XML 28 R15.htm IDEA: XBRL DOCUMENT v3.24.2.u1
Income Taxes
6 Months Ended
Jun. 30, 2024
Income Taxes [Abstract]  
Income Taxes 8.INCOME TAXES

Income tax expense or benefits are recorded relative to the jurisdictions that recognize book earnings. For the six months ended June 30, 2024, the Company recognized an income tax expense of $25.6 million on pre-tax loss of ($25.1) million, representing an effective income tax rate of (102.2%) compared to an income tax expense of $1.7 million on pre-tax earnings of $5.1 million, representing an effective income tax rate of 33.6% for the same period in 2023. The change in the effective tax rate compared to the same period in 2023 is primarily the result of a valuation allowance recorded during the second quarter of 2024, which is described below.

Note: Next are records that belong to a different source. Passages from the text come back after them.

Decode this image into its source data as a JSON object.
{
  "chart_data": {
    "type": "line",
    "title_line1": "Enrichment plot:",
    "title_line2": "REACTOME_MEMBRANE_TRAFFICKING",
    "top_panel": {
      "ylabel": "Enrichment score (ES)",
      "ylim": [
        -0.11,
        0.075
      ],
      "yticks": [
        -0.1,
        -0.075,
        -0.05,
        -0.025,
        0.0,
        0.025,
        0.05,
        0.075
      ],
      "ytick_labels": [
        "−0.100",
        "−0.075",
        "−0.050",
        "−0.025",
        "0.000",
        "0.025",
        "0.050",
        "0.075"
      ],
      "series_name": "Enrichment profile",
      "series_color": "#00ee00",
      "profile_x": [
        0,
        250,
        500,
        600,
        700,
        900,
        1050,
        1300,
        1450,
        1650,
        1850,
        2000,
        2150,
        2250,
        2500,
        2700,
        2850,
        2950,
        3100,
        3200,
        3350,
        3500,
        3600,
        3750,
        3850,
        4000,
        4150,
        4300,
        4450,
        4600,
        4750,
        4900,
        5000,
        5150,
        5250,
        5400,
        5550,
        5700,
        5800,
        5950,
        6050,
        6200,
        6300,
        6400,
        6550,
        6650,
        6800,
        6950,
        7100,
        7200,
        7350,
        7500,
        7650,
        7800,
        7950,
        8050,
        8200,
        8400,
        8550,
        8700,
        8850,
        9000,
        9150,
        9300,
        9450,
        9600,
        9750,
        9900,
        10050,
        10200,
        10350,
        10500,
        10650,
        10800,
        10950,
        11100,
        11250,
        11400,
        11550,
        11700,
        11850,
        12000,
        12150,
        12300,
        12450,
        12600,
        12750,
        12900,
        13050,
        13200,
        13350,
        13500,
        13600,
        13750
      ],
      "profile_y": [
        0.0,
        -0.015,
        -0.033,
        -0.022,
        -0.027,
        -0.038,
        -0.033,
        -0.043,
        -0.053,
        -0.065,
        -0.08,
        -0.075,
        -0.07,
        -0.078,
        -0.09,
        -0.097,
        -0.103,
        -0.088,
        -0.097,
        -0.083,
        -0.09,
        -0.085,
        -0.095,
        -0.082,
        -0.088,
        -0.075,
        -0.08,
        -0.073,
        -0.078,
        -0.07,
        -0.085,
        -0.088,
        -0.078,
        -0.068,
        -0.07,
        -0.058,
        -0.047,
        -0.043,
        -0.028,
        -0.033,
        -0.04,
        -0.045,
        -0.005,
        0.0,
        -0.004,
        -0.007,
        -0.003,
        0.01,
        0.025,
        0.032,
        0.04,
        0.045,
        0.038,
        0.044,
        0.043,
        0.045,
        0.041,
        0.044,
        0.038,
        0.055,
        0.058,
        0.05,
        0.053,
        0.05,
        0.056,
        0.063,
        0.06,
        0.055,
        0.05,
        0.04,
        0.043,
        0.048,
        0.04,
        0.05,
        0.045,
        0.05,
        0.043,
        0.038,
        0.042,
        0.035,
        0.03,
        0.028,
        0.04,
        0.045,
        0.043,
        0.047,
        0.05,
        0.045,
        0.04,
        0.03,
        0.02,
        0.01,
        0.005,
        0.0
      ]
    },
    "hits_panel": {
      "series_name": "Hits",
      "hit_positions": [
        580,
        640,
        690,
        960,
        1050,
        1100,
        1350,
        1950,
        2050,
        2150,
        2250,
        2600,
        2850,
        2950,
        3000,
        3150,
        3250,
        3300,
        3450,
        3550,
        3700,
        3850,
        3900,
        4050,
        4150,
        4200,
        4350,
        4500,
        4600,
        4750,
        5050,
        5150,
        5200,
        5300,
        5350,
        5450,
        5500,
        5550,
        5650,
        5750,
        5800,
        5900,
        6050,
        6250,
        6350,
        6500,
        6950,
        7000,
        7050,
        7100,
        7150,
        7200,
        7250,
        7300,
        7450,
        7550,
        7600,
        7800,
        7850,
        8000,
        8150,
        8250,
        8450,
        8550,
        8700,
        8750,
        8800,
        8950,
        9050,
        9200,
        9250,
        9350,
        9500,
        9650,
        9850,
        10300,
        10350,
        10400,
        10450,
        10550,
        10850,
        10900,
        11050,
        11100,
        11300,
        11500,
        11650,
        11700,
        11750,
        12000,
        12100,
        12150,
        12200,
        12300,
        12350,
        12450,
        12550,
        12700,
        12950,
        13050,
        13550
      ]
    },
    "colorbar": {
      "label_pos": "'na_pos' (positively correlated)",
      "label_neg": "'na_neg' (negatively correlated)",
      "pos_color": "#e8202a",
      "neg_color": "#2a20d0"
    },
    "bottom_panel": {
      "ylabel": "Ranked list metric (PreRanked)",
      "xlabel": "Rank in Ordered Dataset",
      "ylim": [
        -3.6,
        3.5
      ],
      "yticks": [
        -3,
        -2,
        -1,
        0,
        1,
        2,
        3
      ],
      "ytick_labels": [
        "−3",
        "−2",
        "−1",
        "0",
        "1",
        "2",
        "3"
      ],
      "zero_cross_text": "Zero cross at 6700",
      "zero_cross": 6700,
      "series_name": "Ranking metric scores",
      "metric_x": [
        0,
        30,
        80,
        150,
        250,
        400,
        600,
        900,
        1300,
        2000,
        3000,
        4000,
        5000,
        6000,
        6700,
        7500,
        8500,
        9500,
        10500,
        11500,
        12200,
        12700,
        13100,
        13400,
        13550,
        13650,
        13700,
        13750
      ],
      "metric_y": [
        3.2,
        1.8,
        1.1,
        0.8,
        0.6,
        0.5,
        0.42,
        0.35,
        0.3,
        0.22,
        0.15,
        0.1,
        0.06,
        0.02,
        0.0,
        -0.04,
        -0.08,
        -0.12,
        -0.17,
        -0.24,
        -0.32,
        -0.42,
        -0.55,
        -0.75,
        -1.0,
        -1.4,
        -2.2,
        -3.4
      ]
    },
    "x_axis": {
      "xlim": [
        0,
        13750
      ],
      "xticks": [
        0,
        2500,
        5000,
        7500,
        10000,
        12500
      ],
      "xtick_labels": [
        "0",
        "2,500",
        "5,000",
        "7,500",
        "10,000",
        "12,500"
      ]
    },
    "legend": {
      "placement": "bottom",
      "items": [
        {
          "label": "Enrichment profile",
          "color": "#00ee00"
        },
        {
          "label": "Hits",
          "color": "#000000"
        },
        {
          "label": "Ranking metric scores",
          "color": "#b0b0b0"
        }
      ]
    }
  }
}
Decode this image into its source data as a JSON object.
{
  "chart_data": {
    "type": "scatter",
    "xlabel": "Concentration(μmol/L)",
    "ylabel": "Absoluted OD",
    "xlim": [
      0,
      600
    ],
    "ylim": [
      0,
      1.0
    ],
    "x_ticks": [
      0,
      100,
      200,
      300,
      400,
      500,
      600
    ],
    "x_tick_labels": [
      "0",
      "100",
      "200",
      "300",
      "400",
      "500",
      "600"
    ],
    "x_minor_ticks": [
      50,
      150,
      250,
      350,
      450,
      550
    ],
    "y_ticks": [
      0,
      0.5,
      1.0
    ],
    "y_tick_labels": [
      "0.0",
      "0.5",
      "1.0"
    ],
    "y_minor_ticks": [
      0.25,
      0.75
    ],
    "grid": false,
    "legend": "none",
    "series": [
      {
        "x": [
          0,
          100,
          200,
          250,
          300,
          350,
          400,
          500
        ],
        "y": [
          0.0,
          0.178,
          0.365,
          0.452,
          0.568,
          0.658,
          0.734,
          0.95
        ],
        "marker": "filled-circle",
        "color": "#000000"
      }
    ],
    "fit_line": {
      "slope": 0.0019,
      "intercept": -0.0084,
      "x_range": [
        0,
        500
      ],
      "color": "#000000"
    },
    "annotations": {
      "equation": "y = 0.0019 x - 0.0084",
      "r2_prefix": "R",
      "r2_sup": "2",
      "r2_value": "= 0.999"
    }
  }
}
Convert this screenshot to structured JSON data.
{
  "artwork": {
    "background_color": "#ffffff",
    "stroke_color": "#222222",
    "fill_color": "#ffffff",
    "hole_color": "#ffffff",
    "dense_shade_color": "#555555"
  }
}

For the six months ended June 30, 2024, the Company computed an annual effective tax rate using forecasted information. Based on current forecasts, the Company’s effective tax rate is expected to be highly sensitive to changes in earnings. The Company concluded that computing its effective tax rate using forecasted information would be appropriate in estimating tax expense for the six months ended June 30, 2024.

A number of items caused the effective income tax rate for the six months ended June 30, 2024 to differ from the US federal statutory income tax rate of 21%, including certain nondeductible business expenses in Poland, various exchange rate benefits, and income attributable to the non-controlling interest holder of Smooth Bourbon, which is taxed as a partnership for US federal income tax purposes. Further, the Company expects to incur withholding tax on future repatriation of current earnings in certain non-US subsidiaries.

During the second quarter of 2024, the Company recorded a valuation allowance on its net deferred tax assets related to the United States, resulting in $23.8 million of tax expense. Based on the analysis of future realization of the United States deferred tax assets, the Company concluded that it is more likely than not that the benefit from certain deferred tax assets will not be realized and therefore recorded the valuation allowance. The Company continues to maintain a full valuation allowance on deferred tax assets for CMR, CRM and Century Resorts International Ltd.

The Company has unrecognized income tax benefits of $0.5 million due to the Company’s ability to utilize pre-acquisition net operating losses. The Company received notification of an examination by Canada Revenue Agency of its Edmonton property, and it will assess the ability to recognize the $0.5 million in income tax benefits upon completion of the examination. The Company believes that the examination will conclude during 2024.